Dr. Nancy L. Rosenblum  Ph.D. '73, Harvard University Senator Joseph Clark Professor of Ethics in Politics and Government emerita. 

Nancy Rosenblum is the Harvard University Senator Joseph Clark Professor of Ethics in Politics and Government emerita. Her field of research is historical and contemporary political thought. Good Neighbors: The Democracy of Everyday Life in America was published by Princeton University Press in 2016. On the Side of the Angels: An Appreciation of Parties and Partisanship received the Walter Channing Cabot Fellow Award from Harvard in 2010 for scholarly eminence. She is the author, among other books, of Membership and Morals: The Personal Uses of Pluralism in America (1998), which was awarded the APSA David Easton Prize in 2000. 

 

Her most recent book (co-authored with Russell Muirhead), A Lot of People Are Saying: The New Conspiracism and the Assault on Democracy (2019) is the subject of this talk. Her recent edited works include Breaking the Cycles of Hatred: Memory, Law, and Repair with Martha Minow; Obligations of Citizenship and Demands of Faith: Religious Accommodation in Pluralist Democracies; and Civil Society and Government, co-edited with Robert Post (2002).

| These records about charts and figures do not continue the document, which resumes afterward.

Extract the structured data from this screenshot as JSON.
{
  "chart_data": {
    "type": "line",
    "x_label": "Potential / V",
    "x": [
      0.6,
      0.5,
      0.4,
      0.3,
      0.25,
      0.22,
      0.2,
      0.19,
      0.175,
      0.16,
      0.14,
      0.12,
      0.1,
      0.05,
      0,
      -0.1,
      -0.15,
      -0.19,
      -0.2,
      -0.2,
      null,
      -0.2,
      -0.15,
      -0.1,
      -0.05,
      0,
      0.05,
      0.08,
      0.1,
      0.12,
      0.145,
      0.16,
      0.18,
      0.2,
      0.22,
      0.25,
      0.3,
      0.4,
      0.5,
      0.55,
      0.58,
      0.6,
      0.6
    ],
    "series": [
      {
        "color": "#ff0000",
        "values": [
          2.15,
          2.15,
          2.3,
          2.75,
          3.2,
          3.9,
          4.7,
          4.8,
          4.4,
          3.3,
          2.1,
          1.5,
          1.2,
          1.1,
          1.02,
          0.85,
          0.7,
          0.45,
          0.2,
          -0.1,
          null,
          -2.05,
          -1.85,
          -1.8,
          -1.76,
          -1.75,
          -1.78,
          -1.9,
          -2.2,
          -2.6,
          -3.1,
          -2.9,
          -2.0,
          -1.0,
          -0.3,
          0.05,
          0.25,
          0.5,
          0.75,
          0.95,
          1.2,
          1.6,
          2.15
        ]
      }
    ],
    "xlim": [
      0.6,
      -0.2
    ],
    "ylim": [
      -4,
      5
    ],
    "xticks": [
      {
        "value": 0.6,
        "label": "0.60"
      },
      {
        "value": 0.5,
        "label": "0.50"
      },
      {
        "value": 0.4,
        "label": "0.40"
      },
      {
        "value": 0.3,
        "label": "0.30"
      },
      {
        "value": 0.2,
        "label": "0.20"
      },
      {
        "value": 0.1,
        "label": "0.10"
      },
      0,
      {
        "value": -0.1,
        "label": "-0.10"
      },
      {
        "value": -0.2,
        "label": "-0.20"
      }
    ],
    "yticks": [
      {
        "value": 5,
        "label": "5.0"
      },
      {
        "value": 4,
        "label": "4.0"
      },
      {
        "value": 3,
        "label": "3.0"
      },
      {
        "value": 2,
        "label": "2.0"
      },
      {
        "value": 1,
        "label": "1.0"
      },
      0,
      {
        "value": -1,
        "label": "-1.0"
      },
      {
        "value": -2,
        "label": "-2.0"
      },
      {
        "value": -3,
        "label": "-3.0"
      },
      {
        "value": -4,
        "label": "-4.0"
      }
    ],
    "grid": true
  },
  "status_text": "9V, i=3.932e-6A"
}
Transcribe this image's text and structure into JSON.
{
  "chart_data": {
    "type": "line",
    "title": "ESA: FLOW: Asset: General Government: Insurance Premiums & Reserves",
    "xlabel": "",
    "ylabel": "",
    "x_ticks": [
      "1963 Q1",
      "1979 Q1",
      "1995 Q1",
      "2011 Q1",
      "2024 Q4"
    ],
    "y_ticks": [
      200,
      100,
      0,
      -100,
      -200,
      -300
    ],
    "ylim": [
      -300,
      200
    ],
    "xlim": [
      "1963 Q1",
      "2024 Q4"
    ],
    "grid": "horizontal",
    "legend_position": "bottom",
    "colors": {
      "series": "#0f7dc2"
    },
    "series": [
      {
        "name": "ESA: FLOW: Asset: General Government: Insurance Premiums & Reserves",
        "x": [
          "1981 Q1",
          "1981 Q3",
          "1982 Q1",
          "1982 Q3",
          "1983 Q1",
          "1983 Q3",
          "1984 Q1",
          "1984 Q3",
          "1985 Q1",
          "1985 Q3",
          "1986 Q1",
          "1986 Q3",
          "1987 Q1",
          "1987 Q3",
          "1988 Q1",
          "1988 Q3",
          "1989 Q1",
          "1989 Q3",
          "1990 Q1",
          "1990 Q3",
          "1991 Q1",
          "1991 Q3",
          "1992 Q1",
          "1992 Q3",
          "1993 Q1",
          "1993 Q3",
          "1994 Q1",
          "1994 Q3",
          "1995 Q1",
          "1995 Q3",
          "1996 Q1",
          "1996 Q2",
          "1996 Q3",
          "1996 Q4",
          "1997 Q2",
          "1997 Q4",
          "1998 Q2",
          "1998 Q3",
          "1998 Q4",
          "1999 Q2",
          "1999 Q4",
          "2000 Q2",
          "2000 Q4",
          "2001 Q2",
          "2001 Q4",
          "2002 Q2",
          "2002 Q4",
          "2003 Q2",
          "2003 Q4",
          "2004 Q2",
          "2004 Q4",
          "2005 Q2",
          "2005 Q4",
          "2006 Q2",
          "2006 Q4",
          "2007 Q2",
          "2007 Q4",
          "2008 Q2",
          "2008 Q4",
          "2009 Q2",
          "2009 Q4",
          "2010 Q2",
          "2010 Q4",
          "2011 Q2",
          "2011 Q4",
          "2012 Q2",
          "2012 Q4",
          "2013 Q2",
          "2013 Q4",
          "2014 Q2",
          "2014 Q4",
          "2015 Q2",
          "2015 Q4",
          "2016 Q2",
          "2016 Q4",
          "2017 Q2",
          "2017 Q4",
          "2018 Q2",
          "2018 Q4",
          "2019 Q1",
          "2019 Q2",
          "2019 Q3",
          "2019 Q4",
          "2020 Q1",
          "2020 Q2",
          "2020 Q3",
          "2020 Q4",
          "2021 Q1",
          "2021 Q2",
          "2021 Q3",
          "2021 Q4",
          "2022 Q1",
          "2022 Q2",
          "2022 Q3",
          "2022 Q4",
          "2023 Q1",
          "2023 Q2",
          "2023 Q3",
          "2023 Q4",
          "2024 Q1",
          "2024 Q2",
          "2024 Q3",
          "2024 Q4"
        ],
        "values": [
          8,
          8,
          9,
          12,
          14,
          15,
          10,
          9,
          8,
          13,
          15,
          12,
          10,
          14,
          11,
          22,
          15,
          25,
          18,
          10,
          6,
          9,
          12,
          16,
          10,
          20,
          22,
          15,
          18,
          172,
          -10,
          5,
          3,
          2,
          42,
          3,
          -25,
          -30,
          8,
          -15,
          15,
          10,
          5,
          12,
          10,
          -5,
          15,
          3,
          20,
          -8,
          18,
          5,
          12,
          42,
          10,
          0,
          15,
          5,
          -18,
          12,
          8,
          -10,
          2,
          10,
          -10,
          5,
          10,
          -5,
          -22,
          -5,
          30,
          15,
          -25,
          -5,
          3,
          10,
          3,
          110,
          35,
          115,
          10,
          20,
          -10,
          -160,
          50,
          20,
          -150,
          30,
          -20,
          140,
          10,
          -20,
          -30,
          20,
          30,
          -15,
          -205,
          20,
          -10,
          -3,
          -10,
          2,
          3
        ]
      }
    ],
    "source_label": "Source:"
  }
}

She is editor of Thoreau: Political Writings, Cambridge Texts in the History of Political Thought.  Prof. Rosenblum is a member of the American Academy of Arts and Science. She is past President of the American Society for Political and Legal Philosophy, past Vice-President of the American Political Science Association, and a past Board Member of the Russell Sage Foundation. She is Co-Editor of the Annual Review of Political Science. She served as chair of the Department of Government from 2004 to 2011.